# Abstract-Irreducible plynomials over Q

1. Jan 9, 2010

### WannaBe22

1. The problem statement, all variables and given/known data
Prove that the next polynomials are irreducible over Q:
B. 8x^3 -6x -1

2. Relevant equations
3. The attempt at a solution

Thanks a lot!

Last edited: Jan 9, 2010
2. Jan 9, 2010

### VeeEight

For B, does the polynomial have roots in Q? Use the fact that the polynomial is of degree 3 (if a polynomial of degree 2 or 3 has no roots in F then.......)

3. Jan 9, 2010

### WannaBe22

How can I show the specific plynomial has no roots in Q?
And I can't understand how to continue the theorem you gave...
About the other parts-as you can see, I've managed to solve them...
I only need help in B...

Hope you'll be able to continue helping me...

Thanks a lot

4. Jan 9, 2010

### JSuarez

The solution can be simple, if you covered Gauss' lemma (which states that if the polynomial is irreducible over the integers, then it's also irreducible over the rationals), or quite messy, if you have to prove directly.

5. Jan 9, 2010

### WannaBe22

I've learned thic specific lemma...I know that if a polynomial is irreducible over Z then it's also irreducible over Q...But how can I prove it's irreducible over Z?

6. Jan 9, 2010

### VeeEight

See: 4.2.7. Proposition in http://www.math.niu.edu/~beachy/aaol/polynomials.html

(the proof is pretty simple and involves simply factoring a polynomial of degree 2 or 3 and finding a root in F)

7. Jan 9, 2010

### WannaBe22

Ok...But how can I prove that this polynomia has no root over Q?
Is there no simple way involving Eisenstein's criterion or something?

TNX

8. Jan 9, 2010

### Dick

Use the Rational Roots Theorem.

9. Jan 9, 2010

### WannaBe22

Hmmmm So if k/l is a root of this polynomial then k|(-1) and l | 8
The possibilities are: k=1,-1 , l=+-1,+-2,+-4,+-8

Should I check for each one of the 16 possibilities that it isn't a root?

Thanks

10. Jan 9, 2010

### Dick

Well, I count 8 possibilities, but sure.
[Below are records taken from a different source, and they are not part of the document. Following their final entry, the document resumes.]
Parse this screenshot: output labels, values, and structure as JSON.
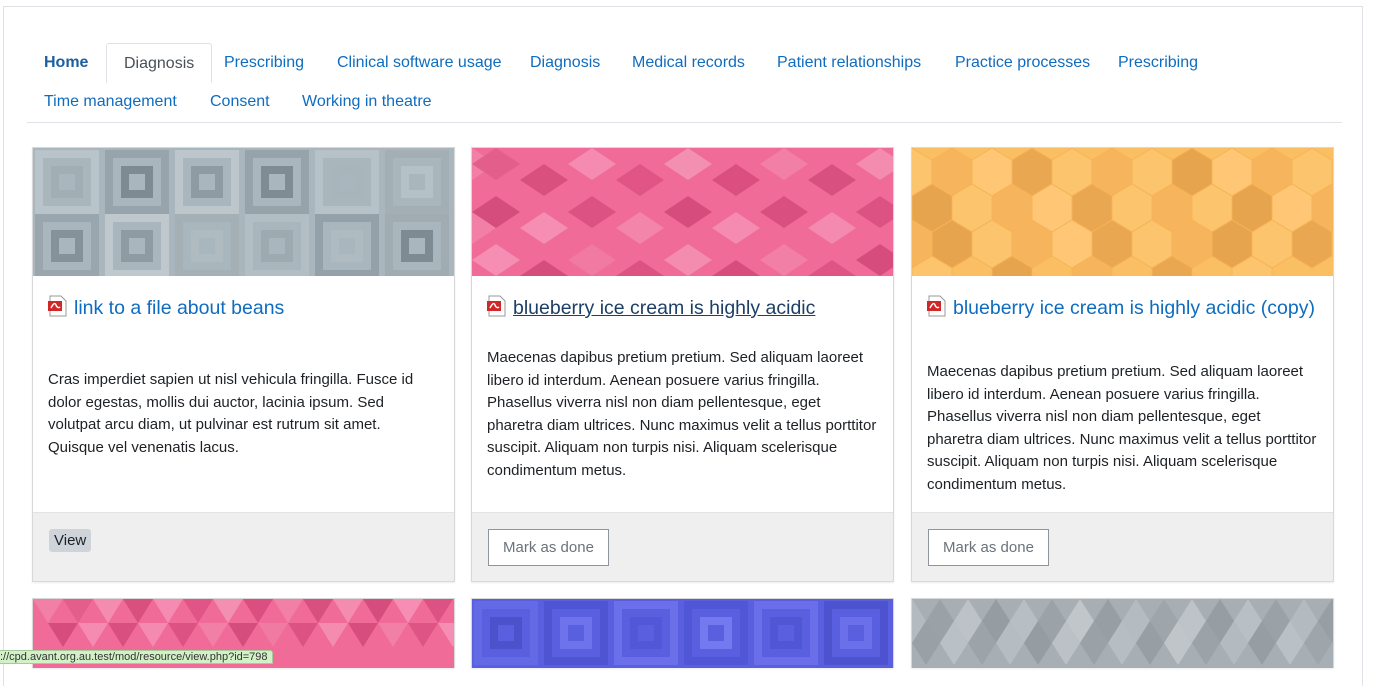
{
  "tabs": [
    {
      "label": "Home"
    },
    {
      "label": "Diagnosis"
    },
    {
      "label": "Prescribing"
    },
    {
      "label": "Clinical software usage"
    },
    {
      "label": "Diagnosis"
    },
    {
      "label": "Medical records"
    },
    {
      "label": "Patient relationships"
    },
    {
      "label": "Practice processes"
    },
    {
      "label": "Prescribing"
    },
    {
      "label": "Time management"
    },
    {
      "label": "Consent"
    },
    {
      "label": "Working in theatre"
    }
  ],
  "active_tab": "Diagnosis",
  "cards": [
    {
      "title": "link to a file about beans",
      "icon": "pdf-icon",
      "body": "Cras imperdiet sapien ut nisl vehicula fringilla. Fusce id dolor egestas, mollis dui auctor, lacinia ipsum. Sed volutpat arcu diam, ut pulvinar est rutrum sit amet. Quisque vel venenatis lacus.",
      "button": "View",
      "pattern_color": "#a9b6bd"
    },
    {
      "title": "blueberry ice cream is highly acidic",
      "icon": "pdf-icon",
      "body": "Maecenas dapibus pretium pretium. Sed aliquam laoreet libero id interdum. Aenean posuere varius fringilla. Phasellus viverra nisl non diam pellentesque, eget pharetra diam ultrices. Nunc maximus velit a tellus porttitor suscipit. Aliquam non turpis nisi. Aliquam scelerisque condimentum metus.",
      "button": "Mark as done",
      "pattern_color": "#f06b98"
    },
    {
      "title": "blueberry ice cream is highly acidic (copy)",
      "icon": "pdf-icon",
      "body": "Maecenas dapibus pretium pretium. Sed aliquam laoreet libero id interdum. Aenean posuere varius fringilla. Phasellus viverra nisl non diam pellentesque, eget pharetra diam ultrices. Nunc maximus velit a tellus porttitor suscipit. Aliquam non turpis nisi. Aliquam scelerisque condimentum metus.",
      "button": "Mark as done",
      "pattern_color": "#fbbf63"
    }
  ],
  "row2_colors": [
    "#f06b98",
    "#5a5fe0",
    "#a7aeb4"
  ],
  "status_url": "://cpd.avant.org.au.test/mod/resource/view.php?id=798",
  "colors": {
    "link": "#0f6cbf",
    "border": "#dee2e6",
    "footer": "#efefef"
  }
}
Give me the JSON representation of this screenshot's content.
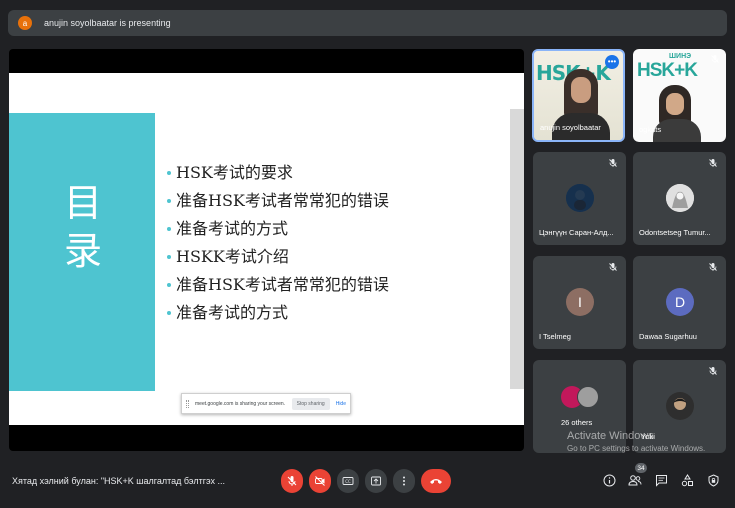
{
  "banner": {
    "avatar_letter": "a",
    "text": "anujin soyolbaatar is presenting"
  },
  "slide": {
    "title": "目录",
    "bullets": [
      "HSK考试的要求",
      "准备HSK考试者常常犯的错误",
      "准备考试的方式",
      "HSKK考试介绍",
      "准备HSK考试者常常犯的错误",
      "准备考试的方式"
    ]
  },
  "share_bar": {
    "message": "meet.google.com is sharing your screen.",
    "stop_label": "Stop sharing",
    "hide_label": "Hide"
  },
  "tiles": {
    "presenter": {
      "name": "anujin soyolbaatar",
      "banner_text": "HSK+K"
    },
    "second": {
      "name": "ogkats",
      "top_text": "ШИНЭ",
      "banner_text": "HSK+K"
    },
    "participants": [
      {
        "name": "Цэнгүүн Саран-Алд...",
        "letter": ""
      },
      {
        "name": "Odontsetseg Tumur...",
        "letter": ""
      },
      {
        "name": "I Tselmeg",
        "letter": "I"
      },
      {
        "name": "Dawaa Sugarhuu",
        "letter": "D"
      },
      {
        "name": "26 others",
        "letter": ""
      },
      {
        "name": "Yoki",
        "letter": ""
      }
    ]
  },
  "watermark": {
    "line1": "Activate Windows",
    "line2": "Go to PC settings to activate Windows."
  },
  "bottom": {
    "meeting_title": "Хятад хэлний булан: \"HSK+K шалгалтад бэлтгэх ...",
    "participant_count": "34"
  },
  "colors": {
    "accent_teal": "#4ec4d0",
    "red": "#ea4335",
    "bg": "#202124",
    "tile": "#3c4043"
  }
}
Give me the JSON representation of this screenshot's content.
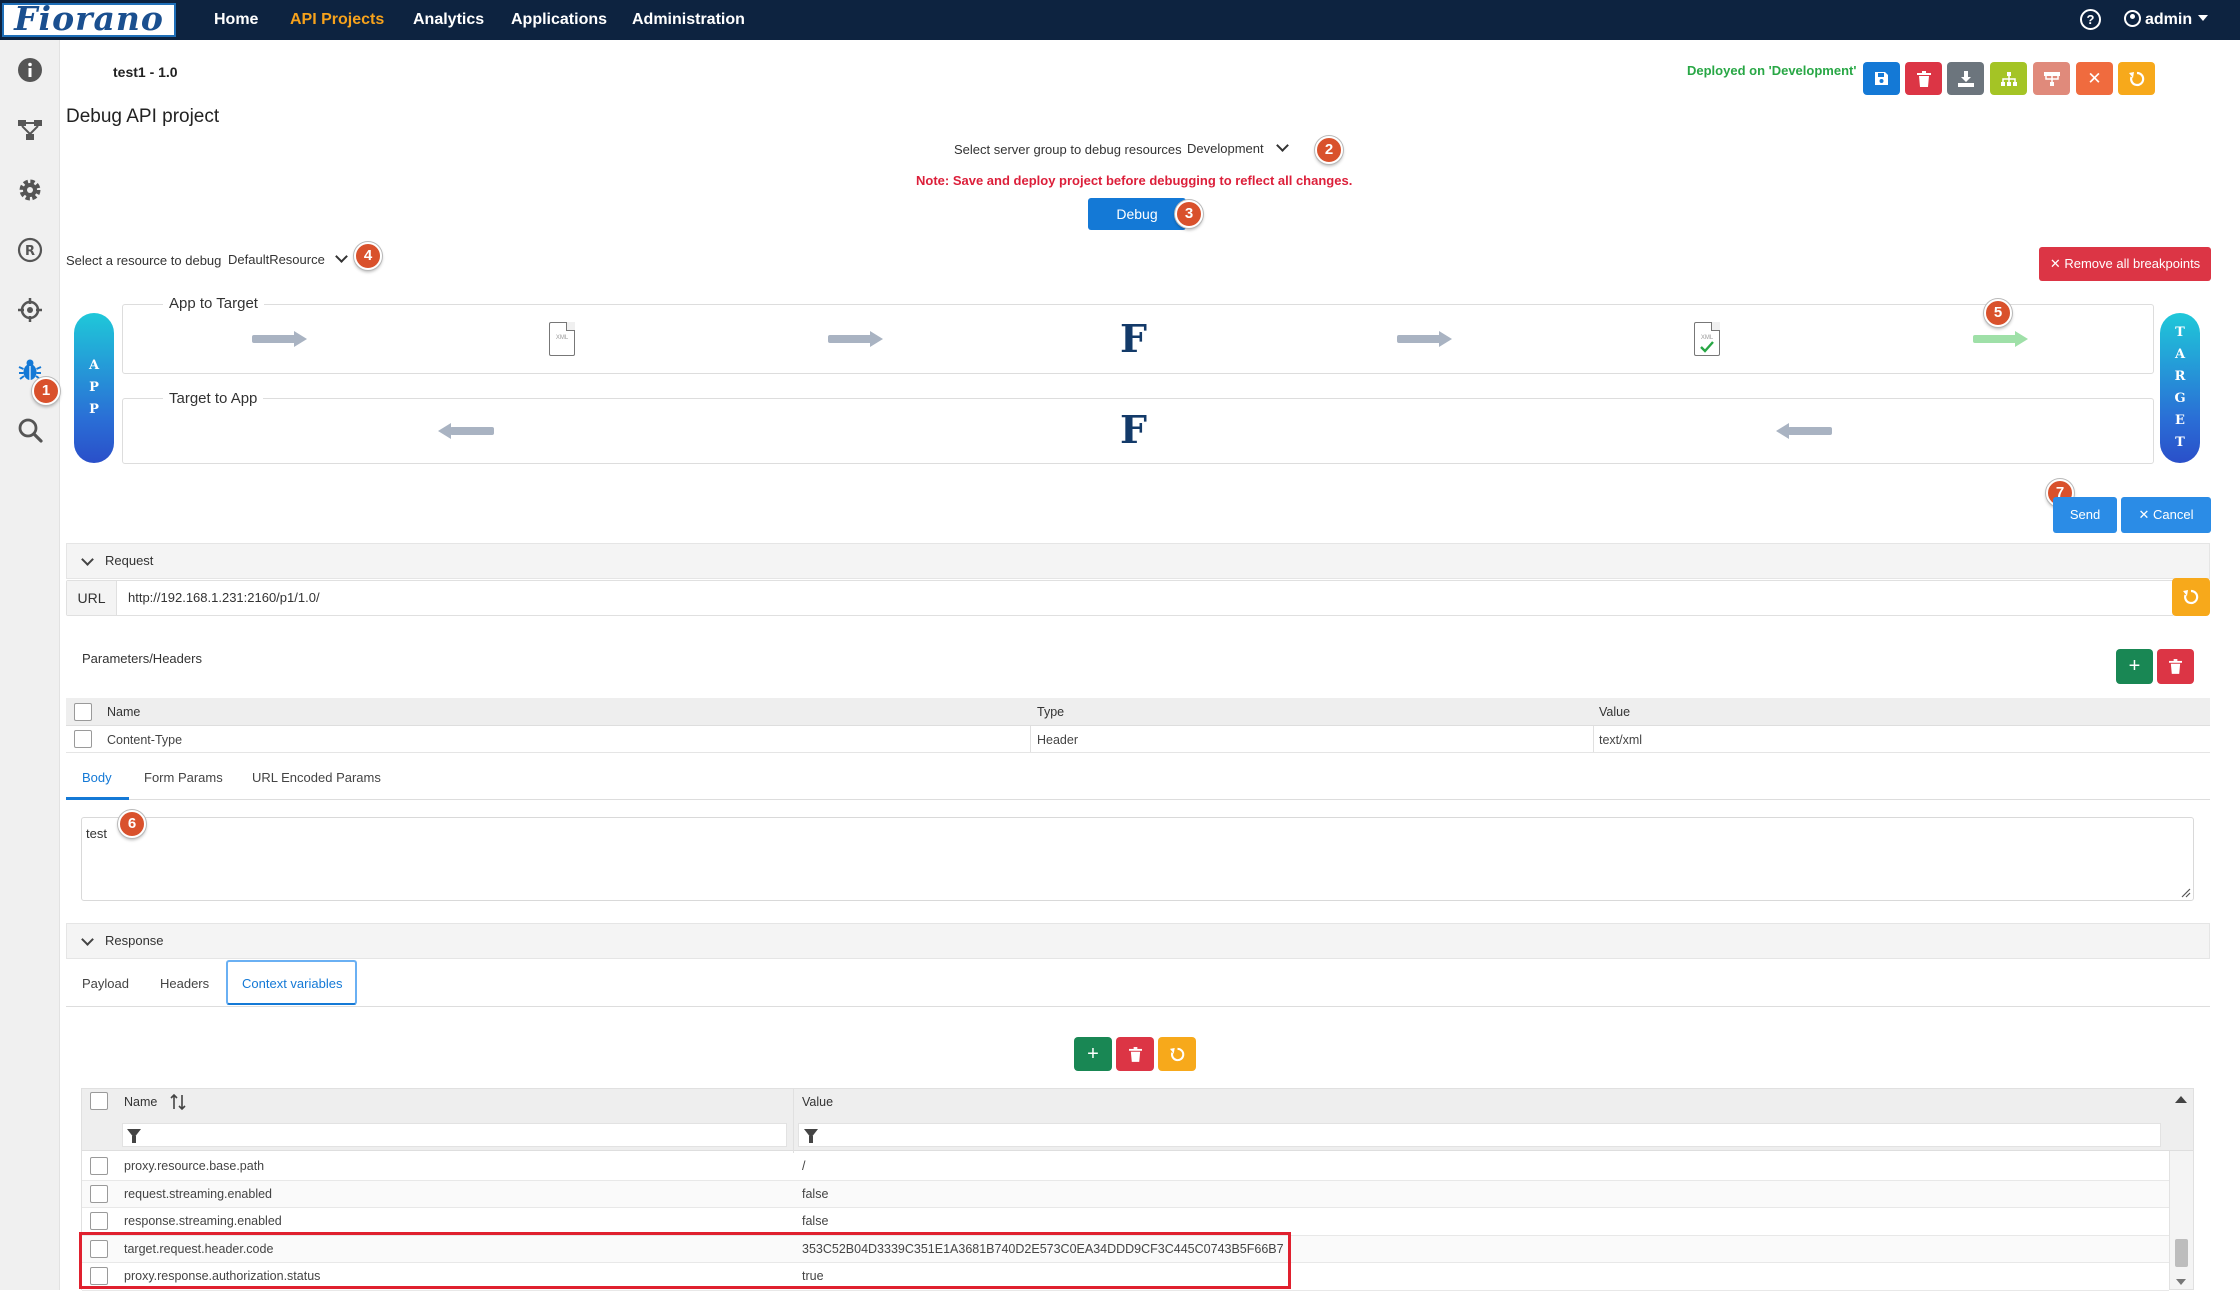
{
  "brand": "Fiorano",
  "nav": {
    "items": [
      "Home",
      "API Projects",
      "Analytics",
      "Applications",
      "Administration"
    ],
    "active": "API Projects",
    "user": "admin"
  },
  "project": {
    "title": "test1 - 1.0",
    "deploy_status": "Deployed on 'Development'",
    "page_heading": "Debug API project"
  },
  "toolbar": {
    "colors": {
      "save": "#1479d6",
      "delete": "#dc3545",
      "download": "#6c757d",
      "deploy": "#a4c425",
      "undeploy": "#e08a7b",
      "close": "#f06b3e",
      "refresh": "#f7a91b"
    }
  },
  "debug": {
    "server_group_label": "Select server group to debug resources",
    "server_group_value": "Development",
    "note": "Note: Save and deploy project before debugging to reflect all changes.",
    "debug_button": "Debug",
    "resource_label": "Select a resource to debug",
    "resource_value": "DefaultResource",
    "remove_breakpoints": "Remove all breakpoints"
  },
  "flow": {
    "left_pill": "APP",
    "right_pill": "TARGET",
    "app_to_target": "App to Target",
    "target_to_app": "Target to App",
    "fiorano_glyph": "F",
    "doc_text": "XML"
  },
  "badges": [
    "1",
    "2",
    "3",
    "4",
    "5",
    "6",
    "7"
  ],
  "actions": {
    "send": "Send",
    "cancel": "Cancel"
  },
  "request": {
    "header": "Request",
    "url_label": "URL",
    "url": "http://192.168.1.231:2160/p1/1.0/",
    "params_title": "Parameters/Headers",
    "columns": [
      "Name",
      "Type",
      "Value"
    ],
    "rows": [
      {
        "name": "Content-Type",
        "type": "Header",
        "value": "text/xml"
      }
    ],
    "tabs": [
      "Body",
      "Form Params",
      "URL Encoded Params"
    ],
    "active_tab": "Body",
    "body": "test"
  },
  "response": {
    "header": "Response",
    "tabs": [
      "Payload",
      "Headers",
      "Context variables"
    ],
    "active_tab": "Context variables",
    "columns": [
      "Name",
      "Value"
    ],
    "rows": [
      {
        "name": "proxy.resource.base.path",
        "value": "/"
      },
      {
        "name": "request.streaming.enabled",
        "value": "false"
      },
      {
        "name": "response.streaming.enabled",
        "value": "false"
      },
      {
        "name": "target.request.header.code",
        "value": "353C52B04D3339C351E1A3681B740D2E573C0EA34DDD9CF3C445C0743B5F66B7"
      },
      {
        "name": "proxy.response.authorization.status",
        "value": "true"
      }
    ]
  }
}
It doesn't take long to run through them.

11. Jan 9, 2010

### WannaBe22

Yep...8 possibilities-sry...
Well, let's see:
p(1)=1, p(-1)=-3, p(0.5)=-3, p(-0.5)=1, p(0.25)=-19/8, p(-0.25)=3/8,p(1/8)=-111/64
p(-1/8)=-17/64 ... So we have no rational roots to this polynomial and then it's irreducible :)
About the propisition: 4.2.7. Proposition. A polynomial of degree 2 or 3 is irreducible over the field F if and only if it has no roots in F.
If we take a polynomial of degree 2-it must be decomposite into two factors of degree 1 and each and every one of them is a root...When we take a polynomial of degree 3, it can only be reduced into 2-1 factors or 1-1-1 and we must have one factor that defines a root...

Thanks a lot to all of you!

12. Jan 9, 2010

### Dick

That's it. It isn't until you get to degree 4 where a polynomial can have two quadratic factors, neither of which have any roots over Q.

13. Jan 9, 2010

### WannaBe22

Thanks a lot! You've all been very helpful!